On the Christmas Day, the entire household of the United Kingdom was delivered a speech by her Majesty, Queen Elizabeth II, at 3 pm, as the ritual and a part of the annual tradition. Channel 4 also followed its tradition of broadcasting the alternative speech at the same time as that of the Queen’s, delivered by few other renowned personalities and notable figures, including the former President of Iran Mahmoud Ahmadinejad, Edward Snowden, Ali G and Marge Simpson. On the most recent occasion there was a dance video of her majesty performing for a routine made famous on the social media platform, TikTok. It became apparent as soon as possible that the British public were watching a digitally manipulated version of the Queen. The deep fake technology was used to alter her behavior and the imitation of the body languages and her voice being provided by the English actress and comedian Debra Stephenson. Apparently, the intention behind this broadcast was to provide viewers with a stark warning of the possible dangerous threat posed by the fake news, with the director of program, Ian Katz, who described the video as a commanding reminder that we can no longer trust our own eyes.
Deep fake tech is a core form of the Artificial intelligence, which combines the two terms of deep learning and fake! Typically, it involves the usage of deep learning which is a category of AI concerned with algorithms that learn and get more intelligent over the time to fake the videos. Neural networks photograph large datasets in order to absorb how to replicate a person’s behaviors, conduct, voice and facial expressions. Facial-mapping technology is also used to exchange the face of one person into another face using deep-learning algorithms. As such, deepfake technology offers a clear danger of producing content that can be used to make people believe something is real when it is not, as said by Peter Singer, cyber security and defense-focused strategist and senior fellow at the New America think tank.

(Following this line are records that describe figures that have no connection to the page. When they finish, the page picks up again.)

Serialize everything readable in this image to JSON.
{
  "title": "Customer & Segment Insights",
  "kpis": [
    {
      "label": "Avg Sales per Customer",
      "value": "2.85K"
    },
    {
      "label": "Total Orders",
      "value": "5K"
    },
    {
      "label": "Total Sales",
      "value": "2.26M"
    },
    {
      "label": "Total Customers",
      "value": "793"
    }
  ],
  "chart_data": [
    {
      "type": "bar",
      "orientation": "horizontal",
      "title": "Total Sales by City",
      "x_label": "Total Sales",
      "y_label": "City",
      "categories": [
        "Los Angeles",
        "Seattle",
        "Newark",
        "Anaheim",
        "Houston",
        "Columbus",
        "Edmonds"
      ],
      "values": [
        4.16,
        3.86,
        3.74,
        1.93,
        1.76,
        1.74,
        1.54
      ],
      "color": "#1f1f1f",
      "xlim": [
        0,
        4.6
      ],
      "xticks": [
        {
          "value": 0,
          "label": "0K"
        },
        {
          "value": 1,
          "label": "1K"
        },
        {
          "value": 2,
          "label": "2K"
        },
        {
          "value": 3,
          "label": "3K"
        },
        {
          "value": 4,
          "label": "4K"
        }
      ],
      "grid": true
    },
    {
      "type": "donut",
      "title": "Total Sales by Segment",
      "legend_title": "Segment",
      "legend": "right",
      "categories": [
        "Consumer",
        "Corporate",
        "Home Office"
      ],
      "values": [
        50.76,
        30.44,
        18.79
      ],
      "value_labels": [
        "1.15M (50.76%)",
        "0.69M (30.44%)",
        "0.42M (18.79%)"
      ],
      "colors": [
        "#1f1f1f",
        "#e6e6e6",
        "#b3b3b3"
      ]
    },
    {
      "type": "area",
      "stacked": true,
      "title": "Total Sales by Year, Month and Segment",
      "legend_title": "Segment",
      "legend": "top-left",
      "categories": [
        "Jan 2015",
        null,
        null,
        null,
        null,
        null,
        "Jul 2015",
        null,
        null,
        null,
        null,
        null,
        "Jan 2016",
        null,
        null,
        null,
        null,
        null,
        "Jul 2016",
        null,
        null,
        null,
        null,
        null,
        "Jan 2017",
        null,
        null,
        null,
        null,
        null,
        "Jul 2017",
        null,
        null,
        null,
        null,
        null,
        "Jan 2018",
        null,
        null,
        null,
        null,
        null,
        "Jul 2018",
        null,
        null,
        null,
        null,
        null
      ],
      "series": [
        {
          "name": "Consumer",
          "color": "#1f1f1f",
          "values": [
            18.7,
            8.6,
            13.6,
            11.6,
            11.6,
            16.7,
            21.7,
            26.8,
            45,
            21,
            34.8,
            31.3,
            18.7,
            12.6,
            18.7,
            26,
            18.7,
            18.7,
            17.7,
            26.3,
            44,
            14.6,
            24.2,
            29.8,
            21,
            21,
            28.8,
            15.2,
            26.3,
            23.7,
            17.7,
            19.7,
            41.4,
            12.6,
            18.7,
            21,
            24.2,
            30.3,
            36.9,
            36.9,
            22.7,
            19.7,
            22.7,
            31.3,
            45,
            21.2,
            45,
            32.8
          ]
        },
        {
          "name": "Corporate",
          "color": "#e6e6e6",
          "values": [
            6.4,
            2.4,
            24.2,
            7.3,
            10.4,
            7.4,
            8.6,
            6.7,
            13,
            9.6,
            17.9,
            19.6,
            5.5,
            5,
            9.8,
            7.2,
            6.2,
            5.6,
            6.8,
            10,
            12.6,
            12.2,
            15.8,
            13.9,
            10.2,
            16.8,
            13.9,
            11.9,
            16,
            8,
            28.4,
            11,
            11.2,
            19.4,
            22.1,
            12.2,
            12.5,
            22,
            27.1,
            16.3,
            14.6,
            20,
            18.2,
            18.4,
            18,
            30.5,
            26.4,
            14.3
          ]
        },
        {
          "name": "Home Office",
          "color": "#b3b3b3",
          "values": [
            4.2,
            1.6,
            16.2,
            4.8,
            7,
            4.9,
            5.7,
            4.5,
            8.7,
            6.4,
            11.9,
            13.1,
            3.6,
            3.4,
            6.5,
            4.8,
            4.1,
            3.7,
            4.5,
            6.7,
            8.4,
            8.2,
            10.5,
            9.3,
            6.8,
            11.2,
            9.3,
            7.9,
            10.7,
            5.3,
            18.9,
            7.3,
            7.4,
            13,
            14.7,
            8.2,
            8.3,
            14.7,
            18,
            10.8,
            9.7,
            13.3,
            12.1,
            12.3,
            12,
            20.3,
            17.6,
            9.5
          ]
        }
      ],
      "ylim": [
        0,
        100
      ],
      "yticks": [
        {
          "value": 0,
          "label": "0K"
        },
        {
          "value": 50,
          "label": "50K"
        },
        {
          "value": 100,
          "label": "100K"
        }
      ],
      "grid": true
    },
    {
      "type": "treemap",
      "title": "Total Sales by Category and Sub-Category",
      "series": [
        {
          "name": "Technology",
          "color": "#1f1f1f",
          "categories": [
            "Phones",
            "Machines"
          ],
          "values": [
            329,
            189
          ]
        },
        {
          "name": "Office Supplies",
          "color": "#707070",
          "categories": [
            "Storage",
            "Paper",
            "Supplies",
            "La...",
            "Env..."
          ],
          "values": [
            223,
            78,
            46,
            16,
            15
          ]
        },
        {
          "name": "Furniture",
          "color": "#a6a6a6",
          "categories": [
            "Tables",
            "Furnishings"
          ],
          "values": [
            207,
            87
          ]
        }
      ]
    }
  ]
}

Areeq Chowdhury, who researched about this deepfake technology being applied to UK Prime Minister Boris Johnson and former Leader of the Opposition Jeremy Corbyn when they were contesting the 2019 general elections, Channel 4’s decision to highlight the impact of deepfakes was the right one, but the technology does not, at present pose a widespread threat to evidence sharing. There certainly is a risk which is becoming easier day by day to use these deepfake technologies and the challenge becomes to tackle the fake information which is already out in the open and they would suppress the genuine video footages too. Chowdry, recently shred his view with the reporters that in his view, they are considerately always concerned about this tech but the main threat with the deepfake tech today is that, they use these information in the non-consensual pornography, rather than information. In fact, the Queen’s alternative speech is far from being the first widespread application of deepfake. Since 2019, the number of deepfakes online has grown from 14,678 to 145,227, a staggering growth of 900 percent YOY, says the Forrester Research, meanwhile, projected in October 2019 that deepfake fraud scams will have cost $250 million by the end of 2020.
In order to guard these frauds from happening, a three pillared strategy was set which included, Employee training and Awareness program, a Detection model, which identified the false media and a response strategy to ensure the origination can retain its rapporteur. However, it is clear that in the current era of disinformation, deepfakes represent a seriously dangerous weapon. To overcome this, the democracies must either have to learn to live with such lies or outsmart them or act swiftly to maintain the truth before it fades away.